Mientras a los bancos y al sistema financiero, en general, se les inyecta cuántas ayudas sean pertinentes para equilibrar sus cuentas, sin exigencia de responsabilidades, a los ciudadanos que optaron por un empleo en el sector público se les exprime con la excusa de que su puesto de trabajo está asegurado, como si eso fuera verdad o una bicoca ganada por sorteo. Porque, aún cuando la estabilidad laboral sea mucho más sólida comparada con la arbitrariedad empresarial privada, la pérdida de la condición de empleado público está contemplada en la normativa que regula su función, y sus retribuciones, en cambio, son manifiestamente inferiores a las del sector privado, sobre todo en épocas de expansión económica, cuando cualquier peón de albañil ganaba más que un profesor de universidad.

Y como es más fácil “recortar” gastos que incrementar ingresos (subir el IVA hace que se consuma menos), el Gobierno reduce “gastos”. Ya ha reducido drásticamente en educación, sanidad y prestaciones sociales (dependencia, pensiones, gasto farmacéutico, becas, etc.) y en el sueldo de los empleados públicos.
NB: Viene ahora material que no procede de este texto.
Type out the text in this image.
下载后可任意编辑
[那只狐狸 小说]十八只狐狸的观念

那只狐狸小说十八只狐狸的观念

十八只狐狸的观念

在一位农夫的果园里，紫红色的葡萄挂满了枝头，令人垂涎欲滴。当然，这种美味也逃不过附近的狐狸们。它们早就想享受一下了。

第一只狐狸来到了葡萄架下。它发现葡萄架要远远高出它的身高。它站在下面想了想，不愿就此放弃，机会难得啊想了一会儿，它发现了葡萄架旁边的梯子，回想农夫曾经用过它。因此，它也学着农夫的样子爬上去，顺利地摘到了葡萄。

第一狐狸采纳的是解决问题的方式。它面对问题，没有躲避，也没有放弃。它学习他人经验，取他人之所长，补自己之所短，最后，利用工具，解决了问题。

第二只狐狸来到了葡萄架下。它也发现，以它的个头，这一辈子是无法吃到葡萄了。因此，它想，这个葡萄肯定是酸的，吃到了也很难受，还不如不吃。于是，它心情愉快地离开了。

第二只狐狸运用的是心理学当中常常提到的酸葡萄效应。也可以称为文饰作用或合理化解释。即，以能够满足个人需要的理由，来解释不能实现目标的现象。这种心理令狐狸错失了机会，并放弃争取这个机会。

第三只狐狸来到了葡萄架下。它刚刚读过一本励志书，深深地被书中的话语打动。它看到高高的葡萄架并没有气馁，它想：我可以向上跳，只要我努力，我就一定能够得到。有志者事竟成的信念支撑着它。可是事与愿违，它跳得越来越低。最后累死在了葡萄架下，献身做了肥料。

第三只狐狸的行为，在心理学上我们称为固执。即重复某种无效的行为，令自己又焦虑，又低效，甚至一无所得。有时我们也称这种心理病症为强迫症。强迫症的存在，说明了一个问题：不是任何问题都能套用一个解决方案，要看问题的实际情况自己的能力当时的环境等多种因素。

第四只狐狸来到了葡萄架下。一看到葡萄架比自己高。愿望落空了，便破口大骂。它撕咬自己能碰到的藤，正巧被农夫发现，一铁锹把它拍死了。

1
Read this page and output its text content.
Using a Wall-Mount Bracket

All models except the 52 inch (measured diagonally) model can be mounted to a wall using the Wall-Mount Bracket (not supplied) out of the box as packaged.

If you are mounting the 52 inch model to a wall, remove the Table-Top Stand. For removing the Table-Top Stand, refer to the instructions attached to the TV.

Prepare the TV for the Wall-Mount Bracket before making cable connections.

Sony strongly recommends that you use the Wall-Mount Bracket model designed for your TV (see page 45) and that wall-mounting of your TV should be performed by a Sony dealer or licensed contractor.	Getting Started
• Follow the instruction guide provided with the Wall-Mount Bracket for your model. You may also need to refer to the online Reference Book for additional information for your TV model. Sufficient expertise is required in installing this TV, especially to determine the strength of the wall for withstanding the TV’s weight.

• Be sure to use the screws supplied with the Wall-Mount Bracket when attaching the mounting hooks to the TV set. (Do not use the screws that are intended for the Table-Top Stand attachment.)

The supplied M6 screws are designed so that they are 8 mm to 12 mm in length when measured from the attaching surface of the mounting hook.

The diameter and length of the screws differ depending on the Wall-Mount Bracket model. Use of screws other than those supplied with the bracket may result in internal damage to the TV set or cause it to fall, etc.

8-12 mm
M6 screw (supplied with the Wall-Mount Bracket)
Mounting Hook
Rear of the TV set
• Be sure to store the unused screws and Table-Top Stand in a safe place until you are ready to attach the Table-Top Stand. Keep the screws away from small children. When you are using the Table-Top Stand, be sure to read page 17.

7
Cada vez que se quiere arañar algunas décimas al déficit público, se rebaja o congela el salario de los funcionarios. Lo han hecho todos los gobiernos de la democracia cuando han tenido problemas presupuestarios, pero el actual Ejecutivo de Mariano Rajoy lo practica con insolente descaro. En dos años de gobierno, ha congelado las remuneraciones funcionariales por segunda vez y ha eliminado una paga extraordinaria, además de reducir en más 300.000 personas la plantilla de empleados estatales gracias a la limitación del diez por ciento de renovación de los que se jubilan. Y, encima, pretende que creas que lo hace por garantizar la “sostenibilidad” de los servicios públicos.

Sometidos a semejante chantaje, los funcionarios -que suelen ser tildados por parte de políticos de medio pelo como “privilegiados” y “vagos” cuando desean enfrentarlos al conjunto de los trabajadores-, han de aceptar con estoicismo todas estas ofensas y las injustas medidas que se aplican contra sus retribuciones y condiciones laborales. Lo hacen, empero, con el mantenimiento de su dignidad intacta. Porque quienes cobran sobresueldos, se financian irregularmente, compatibilizan una dedicación pública con actividades privadas y viven confortablemente en la élite de una ubicación política, se la tienen jurada: hay que castigar a los funcionarios, al menos hasta 2014. En 2015, año en que están previstas nuevas elecciones, ya les satisfarán con algún caramelo. Y si no, al tiempo para comprobarlo. Así de ruin es la estrategia gubernamental en el chantaje a los funcionarios.